Each month we recognize some outstanding caregivers on our team for their compassionate work with clients. At Homewatch CareGivers of South Orange, we believe in honoring our staff when they make such a difference for elders and others in the community.
This month we are excited to recognize Diana Barnes and Alverie Thompson-Moran!
Diana Barnes is so thankful that she was selected as caregiver of the month. All she could say was, “Thank you."
Diana was born in Kumasi, Ghana and came to this country in 2018 to join her husband. She was a police officer in Ghana for 12 years and left her position as sergeant. She chose being a police officer because she wanted the world to be a better and safer place for her family. When she was in police service, she worked with the family unit which dealt with family issues so work in the humanitarian sector seemed a good fit when she came here.

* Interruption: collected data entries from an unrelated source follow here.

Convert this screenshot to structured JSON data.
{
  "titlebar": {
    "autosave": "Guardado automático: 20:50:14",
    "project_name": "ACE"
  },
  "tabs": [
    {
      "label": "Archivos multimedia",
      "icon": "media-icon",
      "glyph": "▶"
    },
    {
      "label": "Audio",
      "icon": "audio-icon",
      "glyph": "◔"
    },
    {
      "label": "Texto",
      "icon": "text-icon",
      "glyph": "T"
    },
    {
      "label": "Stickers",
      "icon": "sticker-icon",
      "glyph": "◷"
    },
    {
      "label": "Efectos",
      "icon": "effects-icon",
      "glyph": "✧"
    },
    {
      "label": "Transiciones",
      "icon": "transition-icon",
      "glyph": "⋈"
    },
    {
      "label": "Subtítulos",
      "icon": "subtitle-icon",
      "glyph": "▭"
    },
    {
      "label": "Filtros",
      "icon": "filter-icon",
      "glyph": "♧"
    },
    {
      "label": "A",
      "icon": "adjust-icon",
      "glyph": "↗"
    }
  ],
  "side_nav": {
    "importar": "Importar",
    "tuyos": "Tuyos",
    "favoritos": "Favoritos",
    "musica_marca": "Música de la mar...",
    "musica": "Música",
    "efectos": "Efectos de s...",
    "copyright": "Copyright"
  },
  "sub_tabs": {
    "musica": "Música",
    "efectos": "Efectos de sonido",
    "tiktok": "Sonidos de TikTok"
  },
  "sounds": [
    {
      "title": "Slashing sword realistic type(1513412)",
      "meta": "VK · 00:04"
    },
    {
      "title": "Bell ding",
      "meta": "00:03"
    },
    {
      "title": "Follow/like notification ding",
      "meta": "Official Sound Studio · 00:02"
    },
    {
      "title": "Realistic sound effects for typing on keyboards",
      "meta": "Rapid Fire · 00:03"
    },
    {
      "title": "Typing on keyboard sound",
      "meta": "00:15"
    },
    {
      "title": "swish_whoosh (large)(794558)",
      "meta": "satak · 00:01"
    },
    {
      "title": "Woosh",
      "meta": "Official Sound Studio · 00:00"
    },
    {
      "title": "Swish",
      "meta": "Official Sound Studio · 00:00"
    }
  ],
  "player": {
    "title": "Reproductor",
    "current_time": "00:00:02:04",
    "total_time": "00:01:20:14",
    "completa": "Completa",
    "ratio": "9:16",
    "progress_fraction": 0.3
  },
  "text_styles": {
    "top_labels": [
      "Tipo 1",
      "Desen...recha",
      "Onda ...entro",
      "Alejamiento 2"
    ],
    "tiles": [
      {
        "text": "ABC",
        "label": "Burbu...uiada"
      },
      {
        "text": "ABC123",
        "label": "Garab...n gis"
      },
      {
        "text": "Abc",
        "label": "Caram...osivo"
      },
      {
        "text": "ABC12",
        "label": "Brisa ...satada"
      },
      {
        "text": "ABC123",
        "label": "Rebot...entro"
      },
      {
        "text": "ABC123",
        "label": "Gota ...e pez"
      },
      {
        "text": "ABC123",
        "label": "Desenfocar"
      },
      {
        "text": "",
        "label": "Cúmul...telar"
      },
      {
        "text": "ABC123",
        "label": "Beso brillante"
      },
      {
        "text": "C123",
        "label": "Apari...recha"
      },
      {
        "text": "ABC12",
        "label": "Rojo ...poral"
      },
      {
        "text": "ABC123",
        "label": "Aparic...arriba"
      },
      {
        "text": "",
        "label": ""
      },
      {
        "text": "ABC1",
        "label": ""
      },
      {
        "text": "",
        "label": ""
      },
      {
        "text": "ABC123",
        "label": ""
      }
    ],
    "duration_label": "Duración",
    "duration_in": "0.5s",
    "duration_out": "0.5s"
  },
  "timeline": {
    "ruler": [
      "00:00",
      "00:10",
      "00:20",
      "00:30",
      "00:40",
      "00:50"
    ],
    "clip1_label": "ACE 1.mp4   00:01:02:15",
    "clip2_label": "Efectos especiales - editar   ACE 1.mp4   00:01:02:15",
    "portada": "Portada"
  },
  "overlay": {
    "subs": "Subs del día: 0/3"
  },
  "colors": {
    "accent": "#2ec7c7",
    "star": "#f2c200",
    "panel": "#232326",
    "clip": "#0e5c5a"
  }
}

Diana has been a CHHA for four years and has been with Homewatch CareGivers one year. She works for the Veteran’s Administration and through a shared client, Diana met Nurse Debbie who suggested she contact the agency for additional work. Diana has been successful with clients in South Orange, Maplewood, and Short Hills. She attributes her ability to work well with her clients to her patience and her love for them, who she treats like family. She explained, “I love taking care of people. I know that our clients may be having a bad day and sometimes they can be difficult, but I don’t get angry. I don’t take it to heart. I say sweet things to them and encourage them. I tell them it’s okay and they get past what they think they cannot do. I find the things that will make them happy and will make them do what is good for them. I want them to feel happy in their home and I make sure they like it there.” Diana also stressed that she is not on her phone during the day unless it’s a call from her daughter. This way she is giving her full attention to her client.
“I have a calling from god,” explains Diana. “I treat my clients as if they are my mom or dad.” She even went to visit a client in the hospital who she no longer works with because she wanted him to know she was thinking of him.”
Diana still has her mom and siblings back in Ghana. “We grew up with a culture of respecting your elders. That is what we do over there, and I am a parent from Ghana.” When asked what she likes to do in her free time, Diana responded that she likes to stay home with her daughter and husband. “I love being with my daughter. I want a good life for my family.”
Alverie Thompson-Moran was acknowledged as the “Live-in Caregiver of the Month” in February.Alverie was a bit shocked at the news of being selected caregiver of the month and she responded with laughter and thanks for the honor. Before coming to Homewatch CareGivers, Alverie worked with one patient privately for four years, but then a friend introduced her to the agency, where she has been working for over a year. At the beginning she did fill-in care and worked with clients in Livingston, West Orange and Glenridge. For the past few months, she has a case in Clifton.
Born in Jamaica, Alverie came to the US in 2014. She was a businesswoman, self-employed with two stores: one for men’s clothing and the other selling household goods. She traveled the world buying things for her stores. Then Alverie decided she wanted to start a new life. She had friends in NJ, a son in CT, another in NJ, one in Miami and she still has two children in Jamaica.
Before coming to the US, Alverie did home care in Cayman, and decided, “This is what I love to do. When you love what you do, you do it well. I remembered that when my mom took sick, I was the one to take care of her. I dedicated my life to caring for my stepfather and mother. I am a family person. I like to help. I like to make people comfortable.” Alverie says her success comes from these three main concepts; “I stay, I take my time, and I try to make life good for me and my client. We never know exactly what the client is going through. We need to be humble, patient and have endurance. It is also good to be a keen listener. Try to understand your client, try not to get angry with them and try to keep the home calm.” Alverie also manages to develop nice relationships with the families of her clients, even during a short stay.
As Alvierie shared, “We don’t know what will happen to us. We hope someday, someone will take good care of us.” While Alverie is a live-in caregiver, she takes off every other weekend. “I like to go to church. Otherwise, I like to stay home, and I enjoy talking to my friends on the phone. I also love listening to music with my grandson."